Maybe have the door at a really low DC, and only an idiot would look for how to open it anywhere else than at the door itself
a dc of 10,
 
Once again, what are you trying to achieve with this thing?
 
user15026
Yeah, what is the point of this unopenable door?
 
the door itself isn't unopenable, the LOCK is.
 
Sure, but why? What's the unopenable lock for?
 
user15026
11:53 PM
So if i take the door off the hinges, i win?
 
user15026
That seems kinda odd.
 
user15026
Why go through all the trouble of the lock, and then not really stop me from just putting a boot through it?
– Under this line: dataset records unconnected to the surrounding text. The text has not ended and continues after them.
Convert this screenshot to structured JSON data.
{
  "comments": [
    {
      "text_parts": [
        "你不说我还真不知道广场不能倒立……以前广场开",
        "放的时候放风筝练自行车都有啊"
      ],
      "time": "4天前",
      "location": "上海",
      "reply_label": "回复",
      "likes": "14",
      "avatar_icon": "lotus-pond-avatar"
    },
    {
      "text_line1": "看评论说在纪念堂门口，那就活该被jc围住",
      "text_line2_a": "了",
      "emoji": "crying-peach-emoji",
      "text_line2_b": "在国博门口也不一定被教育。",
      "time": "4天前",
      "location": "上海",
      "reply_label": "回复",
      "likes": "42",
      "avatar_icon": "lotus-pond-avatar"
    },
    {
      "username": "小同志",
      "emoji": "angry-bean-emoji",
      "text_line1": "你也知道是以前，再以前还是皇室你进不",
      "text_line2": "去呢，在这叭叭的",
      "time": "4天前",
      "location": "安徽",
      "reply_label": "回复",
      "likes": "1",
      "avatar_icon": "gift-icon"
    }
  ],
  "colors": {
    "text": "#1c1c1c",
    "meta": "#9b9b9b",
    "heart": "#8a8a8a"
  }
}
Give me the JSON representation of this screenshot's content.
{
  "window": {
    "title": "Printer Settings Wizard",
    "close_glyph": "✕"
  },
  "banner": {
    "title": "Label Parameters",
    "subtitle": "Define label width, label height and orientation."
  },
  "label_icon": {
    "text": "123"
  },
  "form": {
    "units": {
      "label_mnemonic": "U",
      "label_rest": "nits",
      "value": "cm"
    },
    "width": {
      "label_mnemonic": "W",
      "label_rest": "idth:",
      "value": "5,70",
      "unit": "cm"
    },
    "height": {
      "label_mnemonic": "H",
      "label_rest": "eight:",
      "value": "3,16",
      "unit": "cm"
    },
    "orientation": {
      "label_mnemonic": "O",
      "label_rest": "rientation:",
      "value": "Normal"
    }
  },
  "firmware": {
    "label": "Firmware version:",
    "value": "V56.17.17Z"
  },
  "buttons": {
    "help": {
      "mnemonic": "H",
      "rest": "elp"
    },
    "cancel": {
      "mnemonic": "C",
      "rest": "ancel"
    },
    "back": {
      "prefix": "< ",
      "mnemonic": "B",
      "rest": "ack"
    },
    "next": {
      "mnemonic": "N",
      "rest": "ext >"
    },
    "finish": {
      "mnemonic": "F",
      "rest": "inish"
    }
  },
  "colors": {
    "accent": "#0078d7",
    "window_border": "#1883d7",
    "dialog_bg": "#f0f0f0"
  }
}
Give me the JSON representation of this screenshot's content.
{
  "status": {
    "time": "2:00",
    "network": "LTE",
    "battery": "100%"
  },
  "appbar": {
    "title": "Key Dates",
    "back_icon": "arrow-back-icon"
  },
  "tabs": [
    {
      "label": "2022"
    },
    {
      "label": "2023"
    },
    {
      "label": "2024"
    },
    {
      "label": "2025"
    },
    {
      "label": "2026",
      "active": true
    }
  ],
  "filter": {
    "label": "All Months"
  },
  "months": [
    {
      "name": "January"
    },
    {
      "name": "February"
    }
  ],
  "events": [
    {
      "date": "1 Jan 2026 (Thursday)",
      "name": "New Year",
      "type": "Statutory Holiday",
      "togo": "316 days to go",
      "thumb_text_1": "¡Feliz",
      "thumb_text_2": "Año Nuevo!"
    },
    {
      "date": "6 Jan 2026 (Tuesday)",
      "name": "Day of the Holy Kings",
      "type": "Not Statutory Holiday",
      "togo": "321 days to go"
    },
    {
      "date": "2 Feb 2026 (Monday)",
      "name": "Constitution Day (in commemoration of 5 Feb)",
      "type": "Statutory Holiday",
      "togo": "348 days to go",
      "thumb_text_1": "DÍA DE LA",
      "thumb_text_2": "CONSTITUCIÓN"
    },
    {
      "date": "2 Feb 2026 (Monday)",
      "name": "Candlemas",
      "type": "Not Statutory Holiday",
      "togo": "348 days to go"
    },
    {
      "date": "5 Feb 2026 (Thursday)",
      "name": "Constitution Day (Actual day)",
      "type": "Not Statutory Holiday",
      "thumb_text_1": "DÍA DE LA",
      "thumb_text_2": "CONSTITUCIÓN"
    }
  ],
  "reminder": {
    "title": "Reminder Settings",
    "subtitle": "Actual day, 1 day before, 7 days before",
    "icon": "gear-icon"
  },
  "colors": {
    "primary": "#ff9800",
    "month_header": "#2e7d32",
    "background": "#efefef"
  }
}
What are you trying to do?
 
not that type of a door... unless you want to make a (censored) lot of noise and alert others of your presence
 
For example, is your aim to make sure players never use Open Lock again, and just go through every door with adamantine weapons/Mountain Hammer?
 
@JesseCohoon what about a party that yanno -- makes their own way in?
 
11:55 PM
That's part of phasing through the door, as I said above
 
user15026
@JesseCohoon depending on the others, that might be an acceptable risk though
 
I mean, just opening a hole in the wall with a Stone Shape or whathaveyou depending on what the wall's made from
 
yeah, that's possible, not very practical, but it would take a minute to figure out how, but if the pcs had the patience I'd allow it
But there's a WHOLE NETWORK of such passageways
what are they going to do, cast shone shape on each?
 
user15026
What exactly are you trying to accomplish with this? I'm still kinda confused.
 
user15026
@JesseCohoon if I feel I have the time, and it works, why not?
 
11:58 PM
or they could summon a burrowing creature and tell it to go off digging in a direction xD
 
Maybe the goal is to get them easy access to all these hidden passageways easily, and without the headache of having to do so every time
@Shalvenay that would cause undue destruction to city property if done all the time. Try something like that and you'd have half the town collapse as there are passageways like that snaked throughout the town
 
@JesseCohoon So, the goal of this obstacle is to...not be an obstacle?